In Slater, the Eleventh Circuit reaffirmed that courts may apply judicial estoppel when a two-part test is met: The plaintiff (1) took a position under oath in the bankruptcy proceeding that was inconsistent with the plaintiff’s pursuit of the lawsuit and (2) intended to make a mockery of the judicial system. The contested legal issue in Slater was what evidence is necessary to find that a plaintiff who did not disclose a lawsuit in bankruptcy intended to make a mockery of the judicial system? Prior Eleventh Circuit decisions endorsed a rule that the mere fact of the plaintiff’s nondisclosure is sufficient to show such intent, even if the plaintiff corrected her bankruptcy disclosures after the omission was called to her attention and the bankruptcy court allowed a correction (see Barger v. City of Cartersville, 348 F.3d 1289 (11th Cir. 2003); Burnes v. Pemco Aeroplex, Inc., 291 F.3d 1282 (11th Cir. 2002)). In Slater, the court granted en banc review to reconsider this precedent and overruled the Barger and Burnes decisions. Courts in the Eleventh Circuit may no longer infer a plaintiff’s intent to misuse the judicial system without considering the individual plaintiff and the circumstances surrounding the nondisclosure of a cause of action in the plaintiff’s bankruptcy schedules. Among other things, courts may consider factors such as the plaintiff’s level of sophistication, her explanation for the omission, whether she subsequently corrected the disclosures, and any bankruptcy court motions or orders concerning the nondisclosure.
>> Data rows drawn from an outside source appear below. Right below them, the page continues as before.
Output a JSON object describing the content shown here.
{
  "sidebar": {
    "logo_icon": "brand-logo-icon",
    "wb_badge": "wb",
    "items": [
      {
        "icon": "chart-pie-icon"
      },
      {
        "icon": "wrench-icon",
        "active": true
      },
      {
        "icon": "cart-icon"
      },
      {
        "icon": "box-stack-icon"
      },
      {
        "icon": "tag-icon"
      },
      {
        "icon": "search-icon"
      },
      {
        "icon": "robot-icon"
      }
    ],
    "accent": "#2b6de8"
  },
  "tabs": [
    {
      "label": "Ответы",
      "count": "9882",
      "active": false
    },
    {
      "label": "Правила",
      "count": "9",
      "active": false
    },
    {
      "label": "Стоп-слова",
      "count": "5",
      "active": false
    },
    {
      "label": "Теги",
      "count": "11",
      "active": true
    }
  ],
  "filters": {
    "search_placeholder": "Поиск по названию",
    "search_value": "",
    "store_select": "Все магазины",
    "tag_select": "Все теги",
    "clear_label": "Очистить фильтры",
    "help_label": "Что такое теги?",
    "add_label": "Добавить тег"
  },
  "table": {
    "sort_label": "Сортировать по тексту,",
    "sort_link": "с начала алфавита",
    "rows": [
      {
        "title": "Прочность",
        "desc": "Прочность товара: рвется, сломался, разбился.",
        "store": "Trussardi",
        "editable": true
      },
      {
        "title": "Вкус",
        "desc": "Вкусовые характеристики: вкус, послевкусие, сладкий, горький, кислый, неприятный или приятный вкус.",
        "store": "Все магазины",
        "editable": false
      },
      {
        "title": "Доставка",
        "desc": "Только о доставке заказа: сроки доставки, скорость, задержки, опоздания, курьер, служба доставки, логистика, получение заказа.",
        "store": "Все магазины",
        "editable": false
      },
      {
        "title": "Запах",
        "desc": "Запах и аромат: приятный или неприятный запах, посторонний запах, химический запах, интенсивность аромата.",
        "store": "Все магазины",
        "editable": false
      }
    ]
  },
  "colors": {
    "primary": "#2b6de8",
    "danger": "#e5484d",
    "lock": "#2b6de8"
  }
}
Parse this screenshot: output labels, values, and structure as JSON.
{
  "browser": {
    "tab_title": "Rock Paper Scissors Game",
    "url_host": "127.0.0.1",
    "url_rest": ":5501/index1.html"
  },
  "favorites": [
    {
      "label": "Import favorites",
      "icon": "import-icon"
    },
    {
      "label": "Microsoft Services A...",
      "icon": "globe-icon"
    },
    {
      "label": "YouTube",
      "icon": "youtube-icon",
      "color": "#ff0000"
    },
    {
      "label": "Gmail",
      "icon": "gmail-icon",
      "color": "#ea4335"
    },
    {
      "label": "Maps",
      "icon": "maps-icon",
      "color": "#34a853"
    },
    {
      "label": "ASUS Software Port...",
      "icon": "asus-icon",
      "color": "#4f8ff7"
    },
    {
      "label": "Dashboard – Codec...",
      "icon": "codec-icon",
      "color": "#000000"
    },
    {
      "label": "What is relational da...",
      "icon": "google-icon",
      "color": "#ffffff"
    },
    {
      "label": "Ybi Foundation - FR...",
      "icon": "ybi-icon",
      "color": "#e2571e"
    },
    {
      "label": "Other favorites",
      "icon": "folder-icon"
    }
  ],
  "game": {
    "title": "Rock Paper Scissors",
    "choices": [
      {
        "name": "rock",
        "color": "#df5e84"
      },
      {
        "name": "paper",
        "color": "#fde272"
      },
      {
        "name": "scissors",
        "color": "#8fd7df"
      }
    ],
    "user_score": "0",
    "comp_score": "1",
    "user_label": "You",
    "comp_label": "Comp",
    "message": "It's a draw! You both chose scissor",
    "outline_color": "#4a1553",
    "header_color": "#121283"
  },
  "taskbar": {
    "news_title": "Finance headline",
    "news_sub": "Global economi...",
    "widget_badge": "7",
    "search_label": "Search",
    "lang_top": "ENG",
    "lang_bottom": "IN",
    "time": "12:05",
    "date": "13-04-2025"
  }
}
According to the en banc panel, overruling prior precedent on judicial estoppel brings the Eleventh Circuit in line with the law in the Sixth, Seventh, and Ninth Circuits. On the other hand, the Fifth and Tenth Circuits have recognized that knowingly omitting a cause of action from bankruptcy schedules is enough to support the “intent to make a mockery of the judicial system” prong of the judicial estoppel defense.

Thus, in the Eleventh Circuit, obtaining summary judgment or dismissal based on judicial estoppel with respect to bankruptcy disclosures is likely going to be more difficult. Merely relying on plaintiffs’ sworn bankruptcy schedules is no longer sufficient to prove the intent element of the judicial estoppel defense.  Courts are now required to undertake a more rigorous inquiry of the plaintiff’s intent. Plaintiffs will be able to present self-serving factual arguments regarding the circumstances surrounding nondisclosure of a cause of action in bankruptcy.

Fortunately for defendants, Chief Judge Carnes wrote a concurrence clarifying that the judicial estoppel defense is not eradicated. Notwithstanding the Eleventh Circuit’s new requirement to consider the “surrounding circumstances”, courts are “not required to accept the testimony of the plaintiff that her misstatements . . . were not made with intent to mislead, even if that testimony is uncontradicted.” If a bankrupt plaintiff denies any intent to mislead the court or creditors by not disclosing a cause of action, the court has the “authority and responsibility to find the facts and not blindly accept [such] testimony.”

DISCLAIMER: Because of the generality of this update, the information provided herein may not be applicable in all situations and should not be acted upon without specific legal advice based on particular situations.